4. Announce a U.S.-European boycott of the 2014 Winter Olympics at Sochi. To do otherwise would be obscene. Sochi is 15 miles from Abkhazia, the other Georgian province just invaded by Russia. The Games will become a riveting contest between the Russian, Belarusian and Jamaican bobsled teams.

All of these steps (except dissolution of the G-8, which should be irreversible) would be subject to reconsideration depending upon Russian action — most importantly and minimally, its withdrawal of troops from Georgia proper to South Ossetia and Abkhazia.
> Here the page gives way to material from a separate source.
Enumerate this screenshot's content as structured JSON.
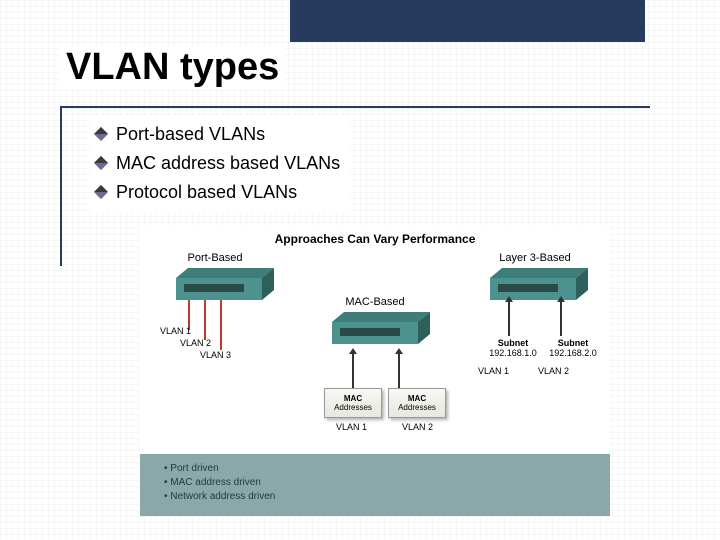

Basically, Krauthammer thinks that it’s extremely important to American security for Russia to withdraw forces from Georgia proper and his idea of a good way to make them do that is to . . . threaten to boycott an Olympics (note that this didn’t work in 1980) . . . that’s happening six years from now. That would seem to me to give Russia plenty of time to muck around in Georgia. Indeed, I see no indication whatsoever that Russia so much as aspires to have its forces in Georgia proper by 2014; certainly it won’t take them anywhere near that long to finish wrecking Georgia’s military. This seems to me to be an excellent example of what (via Dan Nexon) Jack Snyder calls “The Myth of the Paper Tiger” whose adherents hold that:

[Enemies are] capable of becoming fiercely threatening if appeased, but easily crumpled by a resolute attack. These images are often not only wrong, but self-contradictory. For example, Japanese militarists saw the United States as so strong and insatiably aggressive that Japan would have to conquer a huge, self-sufficient empire to get the resources to defend itself; yet at the same time, the Japanese regime saw the United States as so vulnerable and irresolute that a sharp rap against Pearl Harbor would discourage it from fighting back.

That sums up Krauthammer’s view perfectly. If we don’t stop Russia from having its way with Georgia, next thing you know the entire Soviet sphere of influence will be reconstituted, but Russia might be coerced into backing down by mild gestures.